Portrait, années 80, 180 x 120 cm.
Sa peinture est comme une biographie, tout en mouvement et en couleurs. Un témoignage intime, social et engagé, de celle qui fut la première femme à la tête de mines en Afrique du Sud.
Elle aurait pu être l’héroïne d’un roman, tant son chemin est singulier, tant son parcours individuel croise d’enjeux contemporains. Une vie retracée aujourd’hui dans un livre, Franka, Mrs Gold, signé par Hélène Fincker. Celle d’une femme partie de rien, devenue l’une des dix plus grandes fortunes d’Afrique du Sud, et qui, portée par sa passion pour la peinture, a fini par s’y consacrer entièrement sur la Côte d’Azur où elle vit désormais. Au commencement de l’histoire, il y a cette petite fille née en 1942 dans le Tyrol italien, qui aimait dessiner des portraits. Elle, aurait très bien pu miser sur sa beauté, sauf qu’elle avait déjà compris que les roses sont éphémères. « Venue dans le Sud sur invitation d’un ami, elle est élue Miss Festival du Film. C’est là qu’elle rencontre Picasso, qui fait même son portrait », explique Hélène Fincker. Mais le destin de Franka est ailleurs. La jeune femme part s’installer au Danemark avec celui qu’elle vient d’épouser, Steen Severin, et prend quelques cours d’art à Copenhague. C’est alors qu’en 1979, elle débute l’un des grands chapitres de sa vie : celui de l’Afrique du Sud et de la Namibie, où elle ouvrira les portes une à une à force de ténacité.

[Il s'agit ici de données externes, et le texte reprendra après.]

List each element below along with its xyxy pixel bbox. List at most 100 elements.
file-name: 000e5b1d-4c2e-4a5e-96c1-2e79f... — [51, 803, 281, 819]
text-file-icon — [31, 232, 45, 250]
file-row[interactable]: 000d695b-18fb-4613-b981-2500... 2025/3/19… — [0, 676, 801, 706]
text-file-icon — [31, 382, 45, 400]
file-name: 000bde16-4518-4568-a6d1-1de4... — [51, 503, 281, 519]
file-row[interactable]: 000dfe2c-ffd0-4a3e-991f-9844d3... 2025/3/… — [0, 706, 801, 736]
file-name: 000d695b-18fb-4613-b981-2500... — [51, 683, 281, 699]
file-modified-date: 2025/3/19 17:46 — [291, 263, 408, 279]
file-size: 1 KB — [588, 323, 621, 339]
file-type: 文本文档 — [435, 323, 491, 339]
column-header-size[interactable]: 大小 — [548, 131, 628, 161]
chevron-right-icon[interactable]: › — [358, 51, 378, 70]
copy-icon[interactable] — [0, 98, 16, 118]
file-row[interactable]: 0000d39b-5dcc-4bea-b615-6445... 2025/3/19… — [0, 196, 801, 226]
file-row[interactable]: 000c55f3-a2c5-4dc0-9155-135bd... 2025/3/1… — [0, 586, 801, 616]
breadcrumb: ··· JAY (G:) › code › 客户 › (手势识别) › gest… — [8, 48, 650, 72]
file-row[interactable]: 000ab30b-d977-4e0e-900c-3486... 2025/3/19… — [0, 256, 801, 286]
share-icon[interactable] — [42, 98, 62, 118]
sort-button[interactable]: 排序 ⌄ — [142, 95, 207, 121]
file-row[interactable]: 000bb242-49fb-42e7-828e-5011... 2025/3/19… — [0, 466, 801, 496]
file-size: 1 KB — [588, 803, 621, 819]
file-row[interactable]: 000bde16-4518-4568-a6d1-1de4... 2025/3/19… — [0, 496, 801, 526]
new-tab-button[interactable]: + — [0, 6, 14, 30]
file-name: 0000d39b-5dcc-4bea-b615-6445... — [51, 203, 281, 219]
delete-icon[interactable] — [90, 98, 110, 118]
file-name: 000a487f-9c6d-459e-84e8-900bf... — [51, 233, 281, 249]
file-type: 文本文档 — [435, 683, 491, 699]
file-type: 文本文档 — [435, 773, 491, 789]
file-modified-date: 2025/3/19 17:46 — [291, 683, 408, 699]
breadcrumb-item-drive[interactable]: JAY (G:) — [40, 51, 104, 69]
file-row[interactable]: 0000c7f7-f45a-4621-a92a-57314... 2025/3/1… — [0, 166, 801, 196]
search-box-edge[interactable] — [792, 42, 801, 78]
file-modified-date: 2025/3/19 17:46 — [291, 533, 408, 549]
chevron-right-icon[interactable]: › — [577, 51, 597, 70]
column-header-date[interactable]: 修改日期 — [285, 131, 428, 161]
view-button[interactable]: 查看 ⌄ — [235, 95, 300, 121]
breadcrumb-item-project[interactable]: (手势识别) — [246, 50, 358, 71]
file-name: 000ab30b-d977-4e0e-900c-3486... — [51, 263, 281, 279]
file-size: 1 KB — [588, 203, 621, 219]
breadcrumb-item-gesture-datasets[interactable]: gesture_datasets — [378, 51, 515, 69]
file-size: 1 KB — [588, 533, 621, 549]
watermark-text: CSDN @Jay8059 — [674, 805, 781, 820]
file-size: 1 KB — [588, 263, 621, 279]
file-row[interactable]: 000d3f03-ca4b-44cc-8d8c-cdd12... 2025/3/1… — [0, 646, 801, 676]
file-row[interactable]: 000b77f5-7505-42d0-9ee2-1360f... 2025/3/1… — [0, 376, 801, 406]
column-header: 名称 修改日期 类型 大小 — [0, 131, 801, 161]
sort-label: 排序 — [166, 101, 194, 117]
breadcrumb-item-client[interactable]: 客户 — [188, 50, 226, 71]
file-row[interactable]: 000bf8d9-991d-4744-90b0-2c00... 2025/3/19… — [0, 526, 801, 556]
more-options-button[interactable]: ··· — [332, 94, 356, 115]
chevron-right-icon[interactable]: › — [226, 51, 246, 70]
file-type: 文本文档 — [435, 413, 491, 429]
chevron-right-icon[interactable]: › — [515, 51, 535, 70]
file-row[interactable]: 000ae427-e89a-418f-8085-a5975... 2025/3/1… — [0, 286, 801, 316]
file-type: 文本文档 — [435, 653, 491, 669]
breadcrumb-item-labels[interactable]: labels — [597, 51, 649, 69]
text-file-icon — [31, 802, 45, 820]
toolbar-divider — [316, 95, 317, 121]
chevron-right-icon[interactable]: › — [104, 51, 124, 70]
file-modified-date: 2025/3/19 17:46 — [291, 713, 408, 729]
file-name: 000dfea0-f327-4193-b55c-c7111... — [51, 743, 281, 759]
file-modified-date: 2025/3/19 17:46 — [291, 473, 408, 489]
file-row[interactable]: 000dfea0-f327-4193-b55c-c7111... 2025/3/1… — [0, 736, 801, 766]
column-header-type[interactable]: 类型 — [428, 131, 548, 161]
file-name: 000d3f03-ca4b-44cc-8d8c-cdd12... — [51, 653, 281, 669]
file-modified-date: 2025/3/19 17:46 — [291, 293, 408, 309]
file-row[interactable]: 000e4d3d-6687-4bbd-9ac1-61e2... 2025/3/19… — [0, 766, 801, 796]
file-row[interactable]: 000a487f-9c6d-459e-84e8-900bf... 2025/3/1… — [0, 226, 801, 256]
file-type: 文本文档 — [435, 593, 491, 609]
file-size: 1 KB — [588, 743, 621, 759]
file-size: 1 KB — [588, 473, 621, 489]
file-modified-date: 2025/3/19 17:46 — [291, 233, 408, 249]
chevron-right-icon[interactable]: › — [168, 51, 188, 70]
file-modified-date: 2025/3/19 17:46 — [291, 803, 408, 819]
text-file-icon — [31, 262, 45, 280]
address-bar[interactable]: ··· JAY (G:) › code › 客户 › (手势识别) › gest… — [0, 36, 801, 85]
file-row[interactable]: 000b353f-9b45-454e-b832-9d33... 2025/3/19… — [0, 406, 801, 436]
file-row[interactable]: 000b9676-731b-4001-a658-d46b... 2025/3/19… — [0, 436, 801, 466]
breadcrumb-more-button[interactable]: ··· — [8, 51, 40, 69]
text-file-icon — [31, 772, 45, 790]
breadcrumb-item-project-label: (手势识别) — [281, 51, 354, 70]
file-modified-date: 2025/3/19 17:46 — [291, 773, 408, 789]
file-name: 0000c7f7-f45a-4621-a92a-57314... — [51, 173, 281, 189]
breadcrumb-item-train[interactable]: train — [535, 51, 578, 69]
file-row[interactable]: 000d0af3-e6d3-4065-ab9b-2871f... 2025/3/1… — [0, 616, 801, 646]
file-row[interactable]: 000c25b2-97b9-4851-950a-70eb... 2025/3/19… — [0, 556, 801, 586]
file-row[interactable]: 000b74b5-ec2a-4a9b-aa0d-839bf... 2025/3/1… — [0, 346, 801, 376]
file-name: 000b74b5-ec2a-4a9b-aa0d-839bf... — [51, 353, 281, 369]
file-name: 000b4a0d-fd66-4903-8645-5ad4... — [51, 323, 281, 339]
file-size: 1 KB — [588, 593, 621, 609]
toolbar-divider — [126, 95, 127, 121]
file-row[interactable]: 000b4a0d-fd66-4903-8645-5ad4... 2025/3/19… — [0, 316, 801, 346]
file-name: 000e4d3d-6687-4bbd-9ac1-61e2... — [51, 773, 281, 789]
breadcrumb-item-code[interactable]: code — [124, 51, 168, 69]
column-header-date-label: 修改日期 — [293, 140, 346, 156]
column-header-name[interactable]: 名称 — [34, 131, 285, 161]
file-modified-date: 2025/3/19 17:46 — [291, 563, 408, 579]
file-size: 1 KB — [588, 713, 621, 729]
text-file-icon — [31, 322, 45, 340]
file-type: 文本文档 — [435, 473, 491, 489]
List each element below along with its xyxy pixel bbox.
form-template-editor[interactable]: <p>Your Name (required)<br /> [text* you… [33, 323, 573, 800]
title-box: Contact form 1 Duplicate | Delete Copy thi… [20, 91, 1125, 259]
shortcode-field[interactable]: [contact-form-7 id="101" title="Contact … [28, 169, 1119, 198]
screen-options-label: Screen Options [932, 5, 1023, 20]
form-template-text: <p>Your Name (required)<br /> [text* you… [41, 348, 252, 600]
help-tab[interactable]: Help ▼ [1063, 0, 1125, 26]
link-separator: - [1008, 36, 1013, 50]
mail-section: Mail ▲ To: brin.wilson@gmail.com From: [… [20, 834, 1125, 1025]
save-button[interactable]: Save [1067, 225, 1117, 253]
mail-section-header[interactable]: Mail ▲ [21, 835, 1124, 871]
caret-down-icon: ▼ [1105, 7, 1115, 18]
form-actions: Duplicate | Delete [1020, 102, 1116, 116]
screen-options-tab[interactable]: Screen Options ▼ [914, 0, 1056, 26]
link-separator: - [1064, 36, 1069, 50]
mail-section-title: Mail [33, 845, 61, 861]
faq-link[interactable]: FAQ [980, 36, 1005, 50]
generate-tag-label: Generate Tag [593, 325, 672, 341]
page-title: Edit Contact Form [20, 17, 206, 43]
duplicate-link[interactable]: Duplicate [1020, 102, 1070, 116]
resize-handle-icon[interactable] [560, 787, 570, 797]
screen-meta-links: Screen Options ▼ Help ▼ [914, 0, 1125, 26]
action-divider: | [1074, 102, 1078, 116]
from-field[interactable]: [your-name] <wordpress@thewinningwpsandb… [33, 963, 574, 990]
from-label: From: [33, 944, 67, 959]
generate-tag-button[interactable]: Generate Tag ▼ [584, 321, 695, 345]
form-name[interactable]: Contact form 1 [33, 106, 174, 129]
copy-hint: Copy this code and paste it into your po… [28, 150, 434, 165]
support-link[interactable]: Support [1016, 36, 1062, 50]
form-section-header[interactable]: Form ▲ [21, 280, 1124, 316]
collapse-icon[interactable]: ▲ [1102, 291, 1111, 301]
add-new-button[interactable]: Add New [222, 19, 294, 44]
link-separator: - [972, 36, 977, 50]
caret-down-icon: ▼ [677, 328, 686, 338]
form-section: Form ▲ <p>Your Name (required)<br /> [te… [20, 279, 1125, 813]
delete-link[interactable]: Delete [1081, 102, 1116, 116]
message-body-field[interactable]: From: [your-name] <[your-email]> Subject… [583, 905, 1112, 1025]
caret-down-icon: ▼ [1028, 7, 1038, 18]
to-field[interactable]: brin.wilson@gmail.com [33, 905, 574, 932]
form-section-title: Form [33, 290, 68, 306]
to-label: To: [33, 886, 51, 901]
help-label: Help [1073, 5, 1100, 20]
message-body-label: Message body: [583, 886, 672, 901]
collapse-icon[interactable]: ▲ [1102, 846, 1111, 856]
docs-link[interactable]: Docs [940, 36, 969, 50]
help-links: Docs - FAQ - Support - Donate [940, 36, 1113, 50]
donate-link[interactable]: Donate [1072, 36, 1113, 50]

Une femme d’affaires autodidacte
« Franka va obtenir des Charbonnages de France d’importer du charbon au Danemark. C’est le début de l’aventure et elle décide rapidement de se passer d’intermédiaire. En quelques années, elle va alors acheter une vingtaine de mines de charbon, d’or, de platinium, de diamant », poursuit Hélène Fincker. Personnalité de caractère, Franka œuvre aussi pour l’égalité entre les hommes et les femmes en Afrique du Sud. En plein Apartheid, elle participe à la création de la première fondation non raciale du pays, la Johannesburg Art Foundation, où elle côtoie les plus grands artistes parmi lesquels Bill Ainslie. De même, elle ouvre aussi l’Amakhono Art Center, près du célèbre quartier de Soweto de Nelson Mandela, dont elle soutiendra plus tard l’élection en tant que Président.
Une peinture abstraite de dialogue
En 1992, c’est un nouveau départ : Franka décide de faire de sa passion de toujours son unique activité. Installée à Monaco, elle a aujourd’hui son atelier à Beausoleil, empli de cartons d’esquisses et de toiles immenses. Des œuvres qui parlent de l’Afrique du Sud, où elle a développé un goût prononcé pour les couleurs, mais aussi des traits puissants et précis. En plus de cette palette, l’artiste a aussi employé tout un tas d’objets trouvés sur place, de pierres et de bois. Marqué par une grande diversité, son travail conduit de paysages grandioses à des portraits psychologiques, illustrant le quotidien des mineurs qu’elle côtoyait, mais aussi la lutte des noirs. Hors catégories tant professionnellement que dans son art, Franka Severin donne ainsi à voir à travers son œuvre son expérience de vie et pointe les travers de la société. Elle ouvre un dialogue intime avec son époque.